The recently announced Freida Copper Project does not and will not have a reference in my genius book of world records for best environmental safety and mining practices in the world. The company that has been granted the license to operate the mine only 9 years experience in Cambodia or some country of that sort.

Freida River is a open pit mine same as Ok Tedi. In fact is across the ranges from Freida. Its situated on the Freida River which feeds into the Sepik River. The same as the tributaries linked to Ok Tedi Mine which fed into the main Fly River. If the effects of Ok Tedi is something to go by, I feel so sorry for the wonderful people of the mighty Sepik River.

The impacts of the Ok Tedi Mine are also felt in the adjacent Gulf Province. Will Madang Province feel the environmental impacts of Freida Copper and Gold Mining Project? YES!!!!!!!!!!!

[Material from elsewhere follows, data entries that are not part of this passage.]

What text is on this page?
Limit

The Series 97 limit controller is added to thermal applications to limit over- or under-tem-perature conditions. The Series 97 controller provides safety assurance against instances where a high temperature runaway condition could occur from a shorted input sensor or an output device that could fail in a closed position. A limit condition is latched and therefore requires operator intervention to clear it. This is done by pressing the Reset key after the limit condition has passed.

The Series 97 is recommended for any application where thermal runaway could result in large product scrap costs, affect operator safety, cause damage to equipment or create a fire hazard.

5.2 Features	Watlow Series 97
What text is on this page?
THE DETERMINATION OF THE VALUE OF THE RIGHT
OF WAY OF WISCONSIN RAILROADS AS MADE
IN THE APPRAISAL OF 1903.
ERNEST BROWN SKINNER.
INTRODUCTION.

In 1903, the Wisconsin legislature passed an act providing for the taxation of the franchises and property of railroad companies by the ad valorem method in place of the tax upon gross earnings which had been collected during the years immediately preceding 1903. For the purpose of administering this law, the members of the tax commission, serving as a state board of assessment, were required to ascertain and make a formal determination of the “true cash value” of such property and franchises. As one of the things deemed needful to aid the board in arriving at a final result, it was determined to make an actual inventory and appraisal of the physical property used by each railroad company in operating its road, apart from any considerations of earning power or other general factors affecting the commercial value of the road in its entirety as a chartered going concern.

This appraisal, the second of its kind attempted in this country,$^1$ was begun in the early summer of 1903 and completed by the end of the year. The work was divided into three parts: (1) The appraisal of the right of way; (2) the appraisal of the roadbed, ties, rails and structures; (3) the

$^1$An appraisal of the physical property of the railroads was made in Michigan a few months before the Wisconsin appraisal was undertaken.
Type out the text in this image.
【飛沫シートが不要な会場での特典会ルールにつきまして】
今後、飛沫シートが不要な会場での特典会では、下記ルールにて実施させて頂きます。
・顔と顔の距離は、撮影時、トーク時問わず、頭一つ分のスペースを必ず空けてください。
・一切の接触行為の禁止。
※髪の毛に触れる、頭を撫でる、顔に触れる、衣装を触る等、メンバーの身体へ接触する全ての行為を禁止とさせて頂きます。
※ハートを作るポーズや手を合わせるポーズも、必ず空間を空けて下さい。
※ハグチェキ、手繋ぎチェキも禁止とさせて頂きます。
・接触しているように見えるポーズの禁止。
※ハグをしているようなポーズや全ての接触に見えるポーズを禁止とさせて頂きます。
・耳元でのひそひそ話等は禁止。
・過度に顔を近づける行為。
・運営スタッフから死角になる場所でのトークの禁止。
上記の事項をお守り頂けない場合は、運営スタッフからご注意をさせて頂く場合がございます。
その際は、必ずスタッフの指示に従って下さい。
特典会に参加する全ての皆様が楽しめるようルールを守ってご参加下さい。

The environment and lives of my Sepik River people and those of adjacent Madang Province is too high on the agenda, to say the very least.

I am committed 100% to ensure that the Ok Tedi experience is not repeated in the Sepik to reduce is to a bowl of poison for the people and all the plants and animals and living creatures that call the Sepik River home.

The fight begins now and we will resist Freida Copper Project until the last coin is squeezed out of the jelly bag.

All responsible PNG leaders and elites will only see why this is so important, and why it is crucial to act out and voice this concern now on behalf of the present and the future generations of this very beautiful part of PNG – the Sepik.

I am now pleading for public support for the ‘Stop Freida’ campaign. The preparations for this are well underway and its launch will be in Angoram Station around mid June, 2015.

If you wish to support this course by way of comments, advice and discussions’ email me on moseskoliwan@gmail.com or call me on +67571580576.

I need support for environmental groups and other pressure groups, including scientists and social scientists, NGOs, individuals and people with interest on environmental protection and protection of vulnerable indigenous populations and groups.

The Sepik River people, their culture and their environment is at stake. Come stand with me with one voice and one action on Freida and stop it.